Another peculiarity is the visibility of the combustions fires through theglass
cylinder.
See for more details my web site; page:

http://ridders.nu/Webpaginas/pagina_atkinson_mk3/atkinson_mk3_frameset.htm
and the video below:

[ame]http://www.youtube.com/watch?v=8haoPu1cLhg&list=UUOWqwLEIfORZB09qQirdkag&index=1&feature=plcp[/ame]


A CAD plan is available for everyone interested.

Friendly greetings from Holland,
Jan Ridders


----------



## fltenwheeler (Oct 14, 2012)

That is a great looking engine.
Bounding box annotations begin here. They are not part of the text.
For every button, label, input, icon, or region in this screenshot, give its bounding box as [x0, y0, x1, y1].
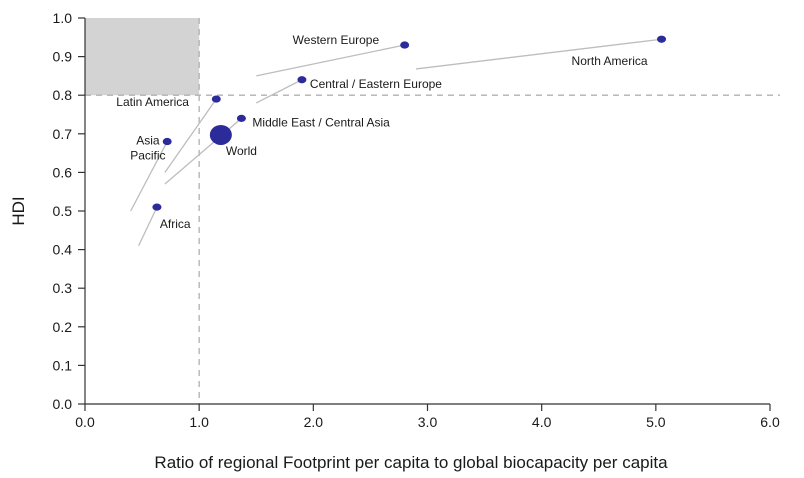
- data-point-world: [209, 124, 232, 145]
- x-tick-label: 1.0: [189, 414, 209, 430]
- point-labels-layer: North America Western Europe Central / Eas…: [116, 33, 648, 231]
- trend-line-asia-pacific: [130, 141, 168, 212]
- x-tick-label: 4.0: [532, 414, 552, 430]
- data-point-central-eastern-europe: [297, 76, 307, 84]
- trend-line-western-europe: [256, 44, 405, 77]
- y-tick-label: 0.8: [53, 87, 73, 103]
- axes-layer: 0.0 1.0 2.0 3.0 4.0 5.0 6.0 0.0 0.1 0.2 0.3 0.4 0.5 0…: [53, 10, 780, 430]
- trend-line-north-america: [416, 38, 662, 70]
- y-tick-label: 1.0: [53, 10, 73, 26]
- x-axis-title: Ratio of regional Footprint per capita t…: [154, 453, 668, 472]
- y-tick-label: 0.4: [53, 242, 73, 258]
- point-label-africa: Africa: [160, 217, 191, 231]
- data-point-north-america: [657, 35, 667, 43]
- trend-lines-layer: [130, 38, 662, 247]
- point-label-central-eastern-europe: Central / Eastern Europe: [310, 77, 442, 91]
- y-tick-label: 0.1: [53, 357, 73, 373]
- point-label-middle-east-central-asia: Middle East / Central Asia: [252, 115, 390, 129]
- point-label-north-america: North America: [572, 54, 648, 68]
- point-label-latin-america: Latin America: [116, 95, 189, 109]
- y-tick-label: 0.3: [53, 280, 73, 296]
- data-point-asia-pacific: [162, 137, 172, 146]
- trend-line-africa: [138, 206, 158, 247]
- point-label-asia-pacific: Asia Pacific: [130, 134, 165, 163]
- high-development-threshold-region: [85, 18, 200, 96]
- x-tick-label: 6.0: [760, 414, 780, 430]
- y-tick-label: 0.7: [53, 126, 73, 142]
- y-tick-label: 0.0: [53, 396, 73, 412]
- y-axis-title: HDI: [9, 196, 28, 225]
- trend-line-latin-america: [164, 98, 217, 173]
- x-tick-label: 0.0: [75, 414, 95, 430]
- point-label-western-europe: Western Europe: [293, 33, 380, 47]
- y-tick-label: 0.2: [53, 319, 73, 335]
- x-tick-label: 2.0: [304, 414, 324, 430]
- reference-lines-layer: [85, 18, 780, 404]
- threshold-region-layer: [85, 18, 200, 96]
- y-tick-label: 0.6: [53, 164, 73, 180]
- data-point-western-europe: [400, 41, 410, 49]
- point-label-world: World: [226, 144, 257, 158]
- y-tick-label: 0.5: [53, 203, 73, 219]
- data-point-latin-america: [211, 95, 221, 103]
- data-points-layer: [152, 35, 667, 211]
- x-tick-label: 5.0: [646, 414, 666, 430]
- y-tick-label: 0.9: [53, 49, 73, 65]
- data-point-africa: [152, 203, 162, 211]
- trend-line-central-eastern-europe: [255, 79, 303, 104]
- data-point-middle-east-central-asia: [236, 114, 246, 122]
- x-tick-label: 3.0: [418, 414, 438, 430]
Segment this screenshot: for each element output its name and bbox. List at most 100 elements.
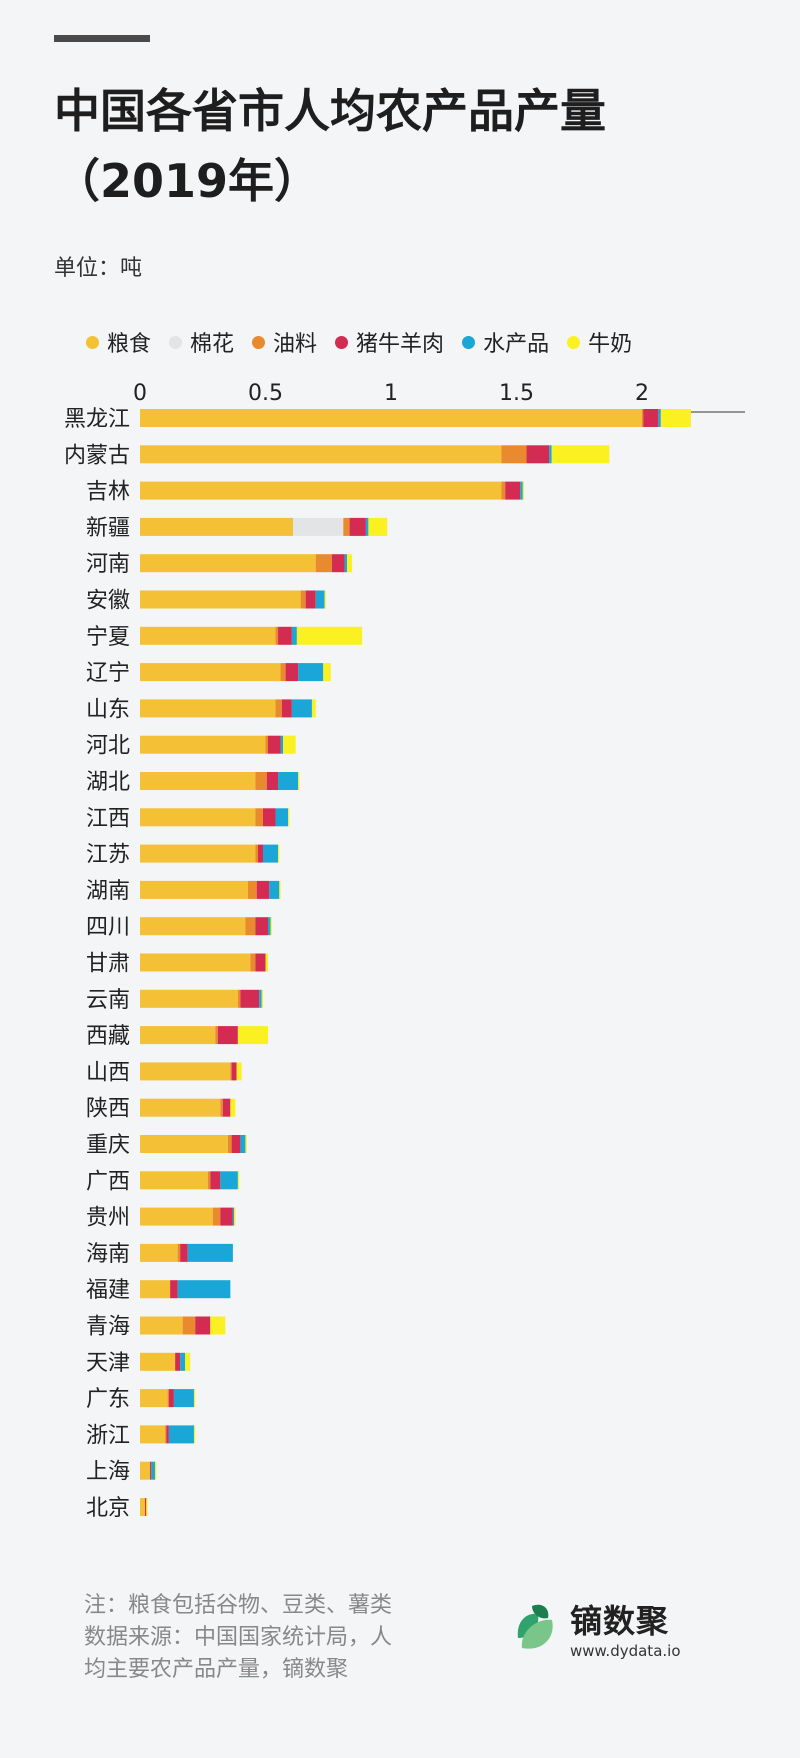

Thank you for posting the video.

Tim Meyer


----------



## Brian Rupnow (Oct 14, 2012)

Nicely done Jan!!!---Brian Rupnow


----------



## ausdier (Oct 14, 2012)

Hi Jan,
Yet another great little motor, well done.
I would like to take up the offer of a copy of the drawings or what ever cad files you have, please.
My email is [email protected]
Thanks again and keep up the great work.


----------



## lee9966 (Oct 14, 2012)

Great work Jan as always.  It's nice to see you posting here.

Lee


----------



## Jan Ridders (Oct 16, 2012)

ausdier said:


> Hi Jan,
> Yet another great little motor, well done.
> I would like to take up the offer of a copy of the drawings or what ever cad files you have, please.
> My email is [email protected]
> Thanks again and keep up the great work.


 
Hello,
Send me an e-mail via my web site or [email protected] and I will send you the plans for this engine,
Jan Ridders


----------



## canadianhorsepower (Dec 30, 2012)

I would like ti biuld one of these beauty, can you please email me the cad drawing to 
[email protected]
thanks
Luc


----------



## Jan Ridders (Dec 30, 2012)

Hello Luc,
Send me a mail to [email protected] with your request, that's more easy for me.
Friendly greetings from Holland,
Jan Ridders


----------



## myrickman (Dec 30, 2012)

Jan- A very nice clean design. I like the see-through cylinder and rotary valve. She certainly runs sweet. I'll park the offer on the plans for when I get my plate clean. I just think of the original designer and bow to their creativity...a longer power stroke to eek out more useful work...brilliant.


----------